April 16, 2002

Many things in life are apparently very true but, if repeatedly stated, could sound almost phony. I am now making this risk by repeating what Th. Dobzhansky has famously said - nothing in biology makes sense except in light of evolution. As a member of a genomics institute, it is worth the platitude because it is often under-appreciated how much evolutionary meaning there is in the deluge of genomic data. 

What does it mean when someone tells us that he/she is studying evolution? Our response would very likely be “evolution of what?” In other words, evolution is really a perspective rather than an object of study. One can be studying genetics, zoology, behavior, development or genomics with (or without) an evolutionary perspective but one does not study evolution per se.　

Why then do we need an evolutionary perspective? To make this point, I will use as an example the two major discoveries in science in the 19th century – Darwinism and Mendelism. The example is the first law of Mendelian genetics - the law of equal segregation. A male or female of the A/a genotype is expected to produce gametes of A and a type at equal proportion (and a Mendelian 1:2:1 ratio for the AA, Aa and aa genotypes ensues). The question an evolutionist should ask is why the segregation ratio is so often 1:1. Imagine that A is able to take advantage of the segregation and push the ratio in its own favor to, say, 10:1. In that case, allele A will spread in the population and allele a will disappear.  Allele A is cheating against the rule of Mendelian segregation.  Therefore, one might wonder whether Darwinism negates Mendelism.

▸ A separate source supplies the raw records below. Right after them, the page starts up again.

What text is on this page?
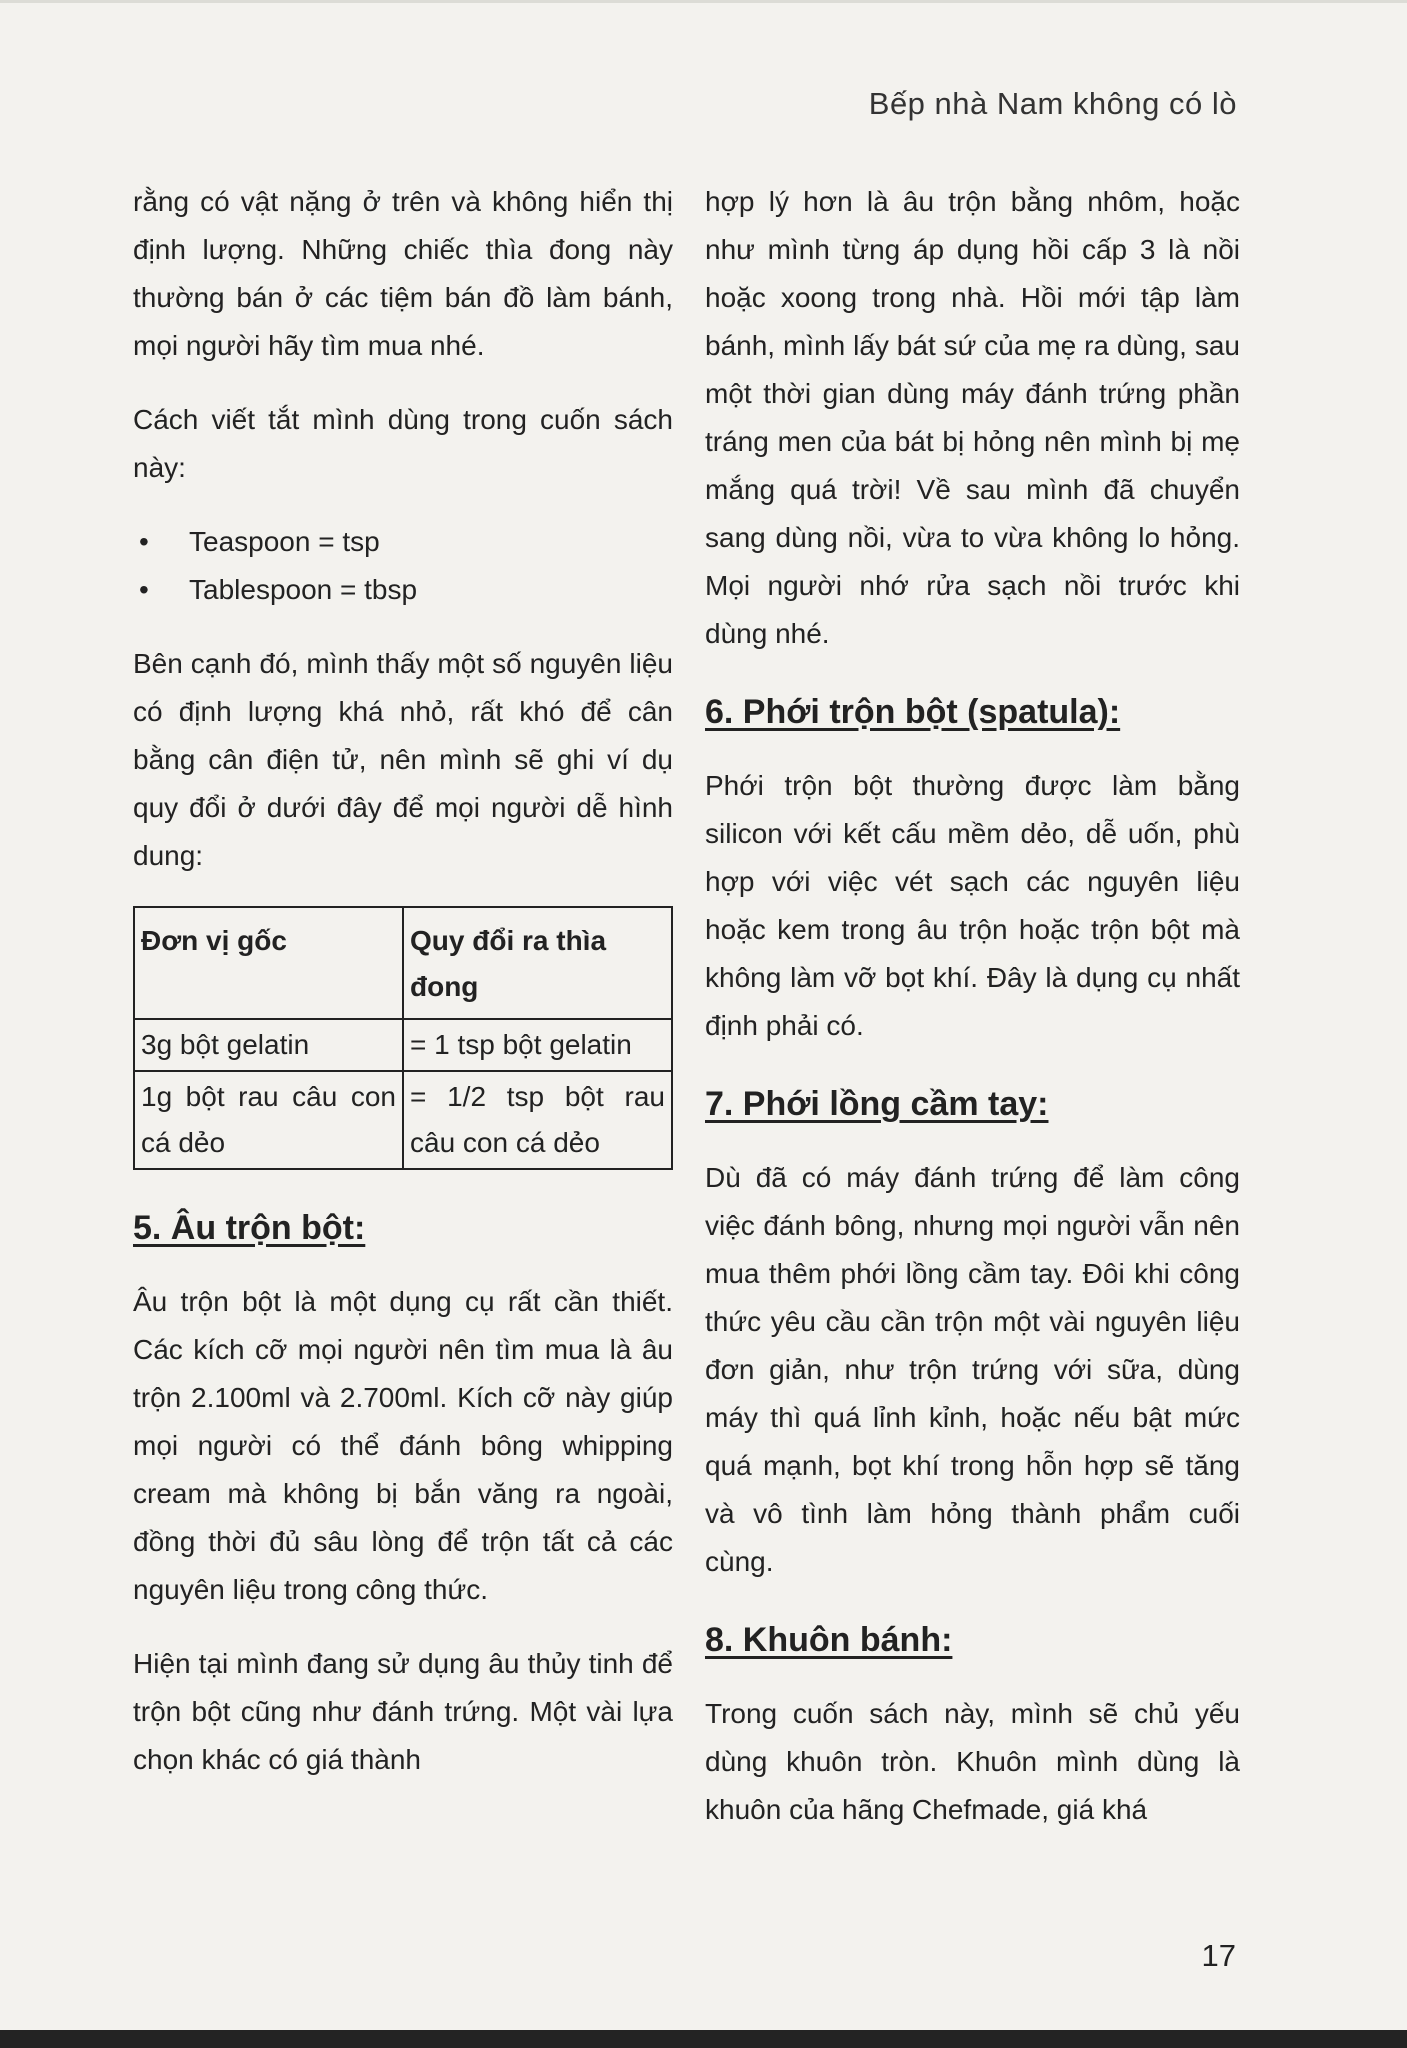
Bếp nhà Nam không có lò

rằng có vật nặng ở trên và không hiển thị định lượng. Những chiếc thìa đong này thường bán ở các tiệm bán đồ làm bánh, mọi người hãy tìm mua nhé.

Cách viết tắt mình dùng trong cuốn sách này:

• Teaspoon = tsp
• Tablespoon = tbsp

Bên cạnh đó, mình thấy một số nguyên liệu có định lượng khá nhỏ, rất khó để cân bằng cân điện tử, nên mình sẽ ghi ví dụ quy đổi ở dưới đây để mọi người dễ hình dung:

Đơn vị gốc	Quy đổi ra thìa đong
3g bột gelatin	= 1 tsp bột gelatin
1g bột rau câu con cá dẻo	= 1/2 tsp bột rau câu con cá dẻo
5. Âu trộn bột:

Âu trộn bột là một dụng cụ rất cần thiết. Các kích cỡ mọi người nên tìm mua là âu trộn 2.100ml và 2.700ml. Kích cỡ này giúp mọi người có thể đánh bông whipping cream mà không bị bắn văng ra ngoài, đồng thời đủ sâu lòng để trộn tất cả các nguyên liệu trong công thức.

Hiện tại mình đang sử dụng âu thủy tinh để trộn bột cũng như đánh trứng. Một vài lựa chọn khác có giá thành

hợp lý hơn là âu trộn bằng nhôm, hoặc như mình từng áp dụng hồi cấp 3 là nồi hoặc xoong trong nhà. Hồi mới tập làm bánh, mình lấy bát sứ của mẹ ra dùng, sau một thời gian dùng máy đánh trứng phần tráng men của bát bị hỏng nên mình bị mẹ mắng quá trời! Về sau mình đã chuyển sang dùng nồi, vừa to vừa không lo hỏng. Mọi người nhớ rửa sạch nồi trước khi dùng nhé.

6. Phới trộn bột (spatula):

Phới trộn bột thường được làm bằng silicon với kết cấu mềm dẻo, dễ uốn, phù hợp với việc vét sạch các nguyên liệu hoặc kem trong âu trộn hoặc trộn bột mà không làm vỡ bọt khí. Đây là dụng cụ nhất định phải có.

7. Phới lồng cầm tay:

Dù đã có máy đánh trứng để làm công việc đánh bông, nhưng mọi người vẫn nên mua thêm phới lồng cầm tay. Đôi khi công thức yêu cầu cần trộn một vài nguyên liệu đơn giản, như trộn trứng với sữa, dùng máy thì quá lỉnh kỉnh, hoặc nếu bật mức quá mạnh, bọt khí trong hỗn hợp sẽ tăng và vô tình làm hỏng thành phẩm cuối cùng.

8. Khuôn bánh:

Trong cuốn sách này, mình sẽ chủ yếu dùng khuôn tròn. Khuôn mình dùng là khuôn của hãng Chefmade, giá khá

17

A special case of Mendelian segregation is the sex ratio problem which troubled Darwin. Why do most species have female : male ratio at 1: 1? Is it not beneficial to the species to have more females since males are almost always in excess for the need of sperm supply of the species? 

How do we reconcile between the seeming discrepancy between Darwinism and Mendelism? It turns out that Darwinian selection does indeed lead to the Mendelian ratio of 1:1.　 The deviation from the 1:1 ratio is referred to as meiotic drive (meaning the cheating allele is driven to high frequency by meiosis-related mechanisms, rather than by selection). Most known meiotic drive systems consist of two very closely-linked loci which are so close that they look like a single locus. This is understandable as a one-locus drive system is difficult to achieve mechanistically. In a one-locus system, allele A has to destroy allele a. The same locus has to act both as an activator and as a receiver by, for example, requiring a protein to recognize its own DNA as a target. In reality, A usually targets an allele of a second locus, b, which is closely linked to the allele a. Hence, the pre-requisite of a meiotic drive system is that an activator locus finds a target locus nearby in the genome. This requirement reduces the chance of the violation of Mendelism. 

Still, such violations would occasionally emerge. What would happen then? It can be shown by a mathematical argument that any third locus that nullifies the meiotic drive would be favored by selection. (The detailed reasoning is rather complex and we shall forgo it for now.) The interesting part is that this third locus does not have to be physically close to the locus A and B. Let me use an analogy to explain the preservation of Mendelism by Dariwinism. The violation of Mendelism (cheating) can happen only between neighbors. When the cheating occasional arises, any third party, who may live anywhere, would be favored if it could suppress the cheating. In the end, Mendelism is preserved by Selectionism. For a side note, the first law of Mendelian genetics should be about “segregation”, rather than about “equal segregation”.　

The message is a simple one. Something as basic as the first law of Mendelian genetics is also the product of natural selection. One can study biology without an evolutionary perspective and, indeed, many biologists and medical professionals appear to do so. However, biology is much more interesting if seen through the prism of natural selection.